Prior to joining the ACLU in 2005, Deborah served as the Acting Deputy General Counsel and Senior Attorney-Advisor at the U.S. Commission on Civil Rights (USCCR). The general counsel’s office provided recommendations to the White House, Congress and federal agencies to improve national civil rights policies and preserve constitutional protections. Deborah and the staff conducted investigations, held briefings, and drafted comprehensive analyses to develop national policies regarding voting rights, Title VI enforcement, environmental justice, racial disparities in education, and affirmative action.

Before working at USCCR, Deborah was an associate in the employment discrimination and civil rights practice group at Cohen Milstein, where she litigated high-profile nationwide civil rights class actions. She represented more than 1.5 million women from Wal-Mart in the largest Title VII employment discrimination class action in history. Prior to that, Deborah was an associate at Sidley Austin in the civil, criminal, and constitutional litigation practice group and founded the firm’s Committee for the Recruitment and Retention of Women. Earlier Deborah worked at EMILY’s List and clerked at the ACLU’s Reproductive Freedom Project.

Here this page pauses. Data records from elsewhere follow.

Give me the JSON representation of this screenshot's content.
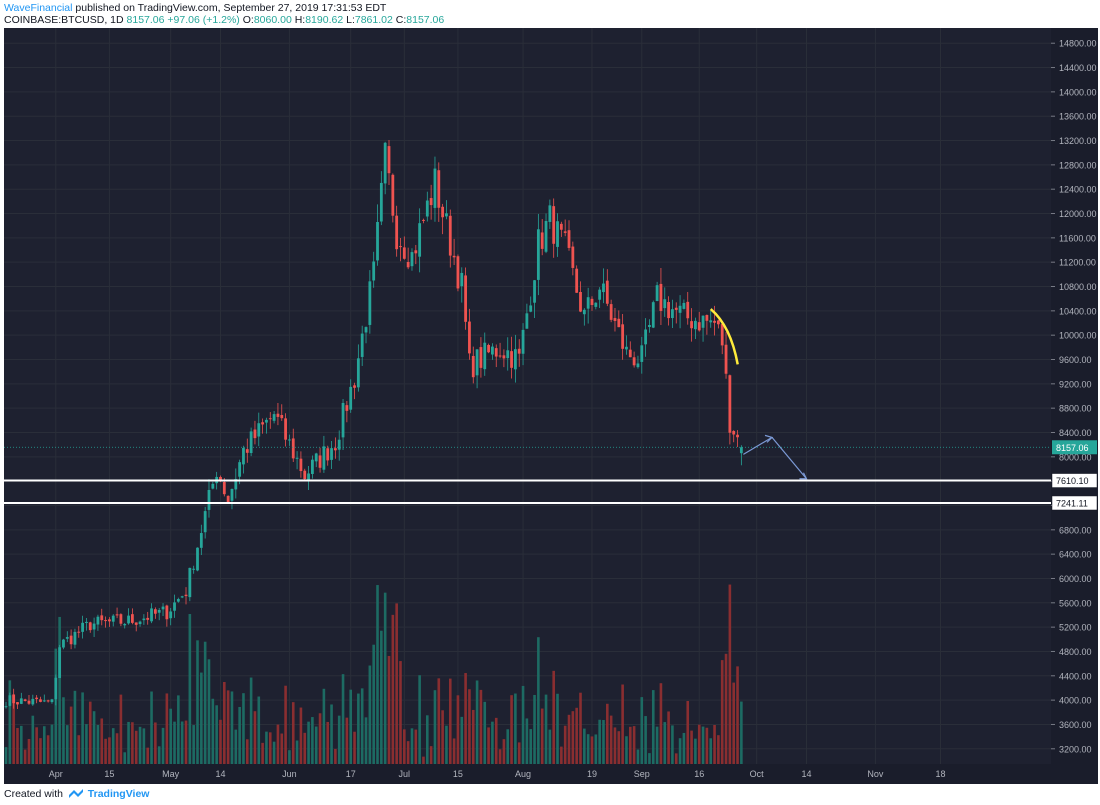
{
  "header": {
    "author": "WaveFinancial",
    "published_text": "published on TradingView.com, September 27, 2019 17:31:53 EDT",
    "symbol_line": "COINBASE:BTCUSD, 1D",
    "last": "8157.06",
    "change": "+97.06 (+1.2%)",
    "open_label": "O:",
    "open": "8060.00",
    "high_label": "H:",
    "high": "8190.62",
    "low_label": "L:",
    "low": "7861.02",
    "close_label": "C:",
    "close": "8157.06"
  },
  "footer": {
    "created_with": "Created with",
    "brand": "TradingView"
  },
  "colors": {
    "background": "#1e2130",
    "grid": "#2a2e39",
    "up": "#26a69a",
    "down": "#ef5350",
    "vol_up": "#1d6b63",
    "vol_down": "#8a2e30",
    "yellow": "#ffeb3b",
    "arrow": "#7c9ad6",
    "level": "#ffffff"
  },
  "chart_data": {
    "type": "candlestick",
    "symbol": "COINBASE:BTCUSD",
    "interval": "1D",
    "price_ticks": [
      "14800.00",
      "14400.00",
      "14000.00",
      "13600.00",
      "13200.00",
      "12800.00",
      "12400.00",
      "12000.00",
      "11600.00",
      "11200.00",
      "10800.00",
      "10400.00",
      "10000.00",
      "9600.00",
      "9200.00",
      "8800.00",
      "8400.00",
      "8000.00",
      "7600.00",
      "7200.00",
      "6800.00",
      "6400.00",
      "6000.00",
      "5600.00",
      "5200.00",
      "4800.00",
      "4400.00",
      "4000.00",
      "3600.00",
      "3200.00"
    ],
    "ylim": [
      2950,
      15050
    ],
    "x_ticks": [
      "Apr",
      "15",
      "May",
      "14",
      "Jun",
      "17",
      "Jul",
      "15",
      "Aug",
      "19",
      "Sep",
      "16",
      "Oct",
      "14",
      "Nov",
      "18"
    ],
    "last_price_label": "8157.06",
    "levels": [
      {
        "label": "7610.10",
        "value": 7610.1
      },
      {
        "label": "7241.11",
        "value": 7241.11
      }
    ],
    "keypoints": [
      {
        "date": "2019-03-19",
        "price": 4000
      },
      {
        "date": "2019-03-31",
        "price": 3950
      },
      {
        "date": "2019-04-02",
        "price": 4900
      },
      {
        "date": "2019-04-10",
        "price": 5250
      },
      {
        "date": "2019-04-20",
        "price": 5300
      },
      {
        "date": "2019-04-30",
        "price": 5450
      },
      {
        "date": "2019-05-05",
        "price": 5800
      },
      {
        "date": "2019-05-13",
        "price": 7800
      },
      {
        "date": "2019-05-16",
        "price": 7300
      },
      {
        "date": "2019-05-20",
        "price": 8100
      },
      {
        "date": "2019-05-28",
        "price": 8700
      },
      {
        "date": "2019-06-05",
        "price": 7700
      },
      {
        "date": "2019-06-13",
        "price": 8250
      },
      {
        "date": "2019-06-18",
        "price": 9300
      },
      {
        "date": "2019-06-23",
        "price": 11000
      },
      {
        "date": "2019-06-26",
        "price": 12900
      },
      {
        "date": "2019-06-29",
        "price": 11700
      },
      {
        "date": "2019-07-03",
        "price": 11300
      },
      {
        "date": "2019-07-09",
        "price": 12500
      },
      {
        "date": "2019-07-16",
        "price": 10800
      },
      {
        "date": "2019-07-18",
        "price": 9500
      },
      {
        "date": "2019-07-26",
        "price": 9800
      },
      {
        "date": "2019-07-31",
        "price": 9600
      },
      {
        "date": "2019-08-05",
        "price": 11500
      },
      {
        "date": "2019-08-08",
        "price": 11900
      },
      {
        "date": "2019-08-12",
        "price": 11400
      },
      {
        "date": "2019-08-17",
        "price": 10300
      },
      {
        "date": "2019-08-21",
        "price": 10800
      },
      {
        "date": "2019-08-28",
        "price": 9700
      },
      {
        "date": "2019-09-01",
        "price": 9600
      },
      {
        "date": "2019-09-05",
        "price": 10600
      },
      {
        "date": "2019-09-12",
        "price": 10300
      },
      {
        "date": "2019-09-20",
        "price": 10200
      },
      {
        "date": "2019-09-22",
        "price": 9900
      },
      {
        "date": "2019-09-24",
        "price": 8600
      },
      {
        "date": "2019-09-27",
        "price": 8157
      }
    ],
    "volume_axis": {
      "min": 2950,
      "max": 6000
    }
  }
}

Deborah frequently lectures, speaks at press conferences and rallies, and has made appearances on The TODAY Show, BBC News, Shepard Smith, Washington Post LIVE, and NBC Nightly News and in Glamour, USA Today, the New Republic, The New York Times, C-SPAN, TIME, the Washington Post, AP, CQ, NPR, The Hill, Huffington Post, and others. In 2019, she was made a Fellow of the Royal Society of the Arts for her outstanding achievements in civil and women’s rights.

Deborah graduated magna cum laude from the Washington College of Law at American University in 1996, where she was an editor of the law review and the recipient of the Gillett-Mussey scholarship for her contributions in the field of gender equity. She received her B.A. with distinction from Swarthmore College in 1991.